Federated Urban Mobility Datasets and AI-based Handover Prediction

This project brings together the power of the EOSC Federation to deliver a fully reproducible workflow for generating urban mobility datasets and training AI models that predict handovers for connected vehicles, a challenge at the heart of next-generation transportation systems.

By tapping into federated resources such as the EOSC Node Poland for data storage and processing, and GPU infrastructure in Skopje for AI training, the research demonstrates how geographically distributed, heterogeneous resources can be seamlessly woven into a single, coherent scientific environment.

At its core, the workflow pairs SUMO traffic simulation with OMNeT++ 5G network modelling to produce rich, fine-grained datasets capturing both vehicle telemetry and network performance metrics. These datasets then fuel AI models trained to anticipate which cell a vehicle will connect to next, based on its historical mobility patterns, a capability with real implications for smoother, more reliable connected driving experiences.

Every output, datasets, AI models, and training scripts, is published under FAIR and Open Science principles, making the work fully accessible and reusable by the broader research community. Beyond the data, the project will contribute structured training materials to the EOSC Academy, fostering peer-to-peer learning and empowering other teams to replicate these workflows across domains like intelligent transportation and mobile communications.

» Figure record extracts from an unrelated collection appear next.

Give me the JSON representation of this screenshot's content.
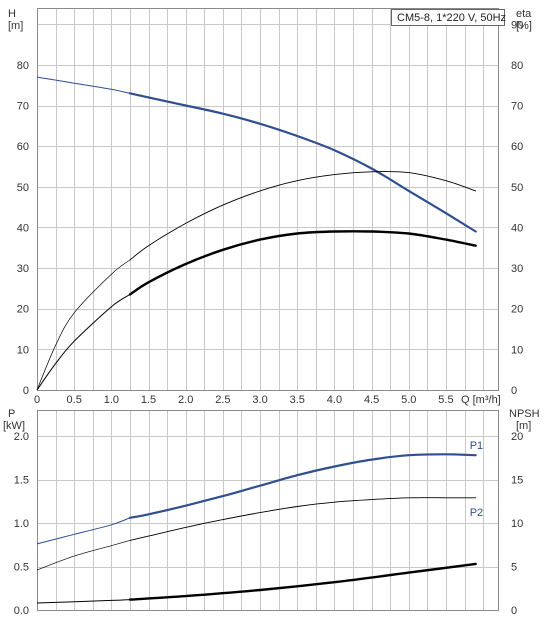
{
  "model_label": "CM5-8, 1*220 V, 50Hz",
  "colors": {
    "blue": "#2f4f8f",
    "black": "#000000",
    "grid": "#c8c8c8"
  },
  "chart_data": [
    {
      "type": "line",
      "name": "head-efficiency",
      "left_axis_label": [
        "H",
        "[m]"
      ],
      "right_axis_label": [
        "eta",
        "[%]"
      ],
      "x_axis_label": "Q [m³/h]",
      "xlim": [
        0,
        6.2
      ],
      "ylim": [
        0,
        94
      ],
      "grid": true,
      "x_ticks": [
        "0",
        "0.5",
        "1.0",
        "1.5",
        "2.0",
        "2.5",
        "3.0",
        "3.5",
        "4.0",
        "4.5",
        "5.0",
        "5.5"
      ],
      "left_ticks": [
        "0",
        "10",
        "20",
        "30",
        "40",
        "50",
        "60",
        "70",
        "80"
      ],
      "right_ticks": [
        "0",
        "10",
        "20",
        "30",
        "40",
        "50",
        "60",
        "70",
        "80",
        "90"
      ],
      "series": [
        {
          "style": "blue-thick",
          "dashed_until": 1.25,
          "x": [
            0,
            0.5,
            1.0,
            1.25,
            1.5,
            2.0,
            2.5,
            3.0,
            3.5,
            4.0,
            4.5,
            5.0,
            5.5,
            5.9
          ],
          "y": [
            77,
            75.5,
            74,
            73,
            72,
            70,
            68,
            65.5,
            62.5,
            59,
            54.5,
            49,
            43.5,
            39
          ]
        },
        {
          "style": "thin",
          "dashed_until": 1.25,
          "x": [
            0,
            0.25,
            0.5,
            1.0,
            1.25,
            1.5,
            2.0,
            2.5,
            3.0,
            3.5,
            4.0,
            4.5,
            5.0,
            5.5,
            5.9
          ],
          "y": [
            0,
            11,
            19,
            28.5,
            32,
            35.5,
            41,
            45.5,
            49,
            51.5,
            53,
            53.7,
            53.5,
            51.5,
            49
          ]
        },
        {
          "style": "black-thick",
          "dashed_until": 1.25,
          "x": [
            0,
            0.25,
            0.5,
            1.0,
            1.25,
            1.5,
            2.0,
            2.5,
            3.0,
            3.5,
            4.0,
            4.5,
            5.0,
            5.5,
            5.9
          ],
          "y": [
            0,
            6.5,
            12,
            20.5,
            23.5,
            26.5,
            31,
            34.5,
            37,
            38.5,
            39,
            39,
            38.5,
            37,
            35.5
          ]
        }
      ]
    },
    {
      "type": "line",
      "name": "power-npsh",
      "left_axis_label": [
        "P",
        "[kW]"
      ],
      "right_axis_label": [
        "NPSH",
        "[m]"
      ],
      "xlim": [
        0,
        6.2
      ],
      "ylim": [
        0,
        2.3
      ],
      "grid": true,
      "left_ticks": [
        "0.0",
        "0.5",
        "1.0",
        "1.5",
        "2.0"
      ],
      "right_ticks": [
        "0",
        "5",
        "10",
        "15",
        "20"
      ],
      "series": [
        {
          "name": "P1",
          "style": "blue-thick",
          "dashed_until": 1.25,
          "x": [
            0,
            0.5,
            1.0,
            1.25,
            1.5,
            2.0,
            2.5,
            3.0,
            3.5,
            4.0,
            4.5,
            5.0,
            5.5,
            5.9
          ],
          "y": [
            0.76,
            0.87,
            0.98,
            1.06,
            1.1,
            1.2,
            1.31,
            1.43,
            1.55,
            1.65,
            1.73,
            1.78,
            1.79,
            1.78
          ]
        },
        {
          "name": "P2",
          "style": "thin",
          "dashed_until": 1.25,
          "x": [
            0,
            0.5,
            1.0,
            1.25,
            1.5,
            2.0,
            2.5,
            3.0,
            3.5,
            4.0,
            4.5,
            5.0,
            5.5,
            5.9
          ],
          "y": [
            0.46,
            0.62,
            0.74,
            0.8,
            0.85,
            0.95,
            1.04,
            1.12,
            1.19,
            1.24,
            1.27,
            1.29,
            1.29,
            1.29
          ]
        },
        {
          "name": "NPSH",
          "style": "black-thick",
          "axis": "right",
          "dashed_until": 1.25,
          "x": [
            0,
            1.0,
            1.25,
            2.0,
            3.0,
            4.0,
            5.0,
            5.9
          ],
          "y": [
            0.8,
            1.1,
            1.2,
            1.6,
            2.3,
            3.2,
            4.3,
            5.3
          ]
        }
      ]
    }
  ]
}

Ultimately, this initiative is a concrete demonstration of what the EOSC Federation makes possible: complex, interdisciplinary research that no single institution could efficiently tackle alone.

Excellence
Impact

The project supports EU Open Science priorities and EOSC Federation objectives by delivering FAIR datasets, open-source AI methods, and a reproducible scientific workflow executable across federated infrastructures. By publishing data, code, and documentation openly and with persistent identifiers, it contributes to the practical implementation of FAIR principles and strengthens EOSC as a trusted environment for cross-border, reproducible research.

Benefits for researchers are immediate and concrete: access to realistic urban mobility and 5G network datasets, plus a reference AI model for predicting a vehicle’s next serving cell. This enables benchmarking, method comparison, and rapid experimentation without requiring complex local setups. The published workflow allows others to reproduce results, adapt scenarios to new cities or traffic densities, and extend the model for related research.

Participating organisations each gain something tangible. EOSC Node Poland strengthens its portfolio by hosting a visible, high-demand scientific workflow and gains operational experience for similar projects. FINKI validates how specialised GPU infrastructure can complement Node services and contribute reusable AI pipelines. UMH demonstrates practical cross-border collaboration by integrating distributed resources into a single reproducible workflow and producing publishable results and documentation. For the wider EOSC community, the consortium delivers a tested reference workflow and a concrete example of federation in practice.

The project enhances FAIRness through rich metadata, clear licensing, and thorough documentation, while executable notebooks and open repositories with persistent identifiers ensure long-term interoperability, reproducibility, and accessibility through EOSC channels.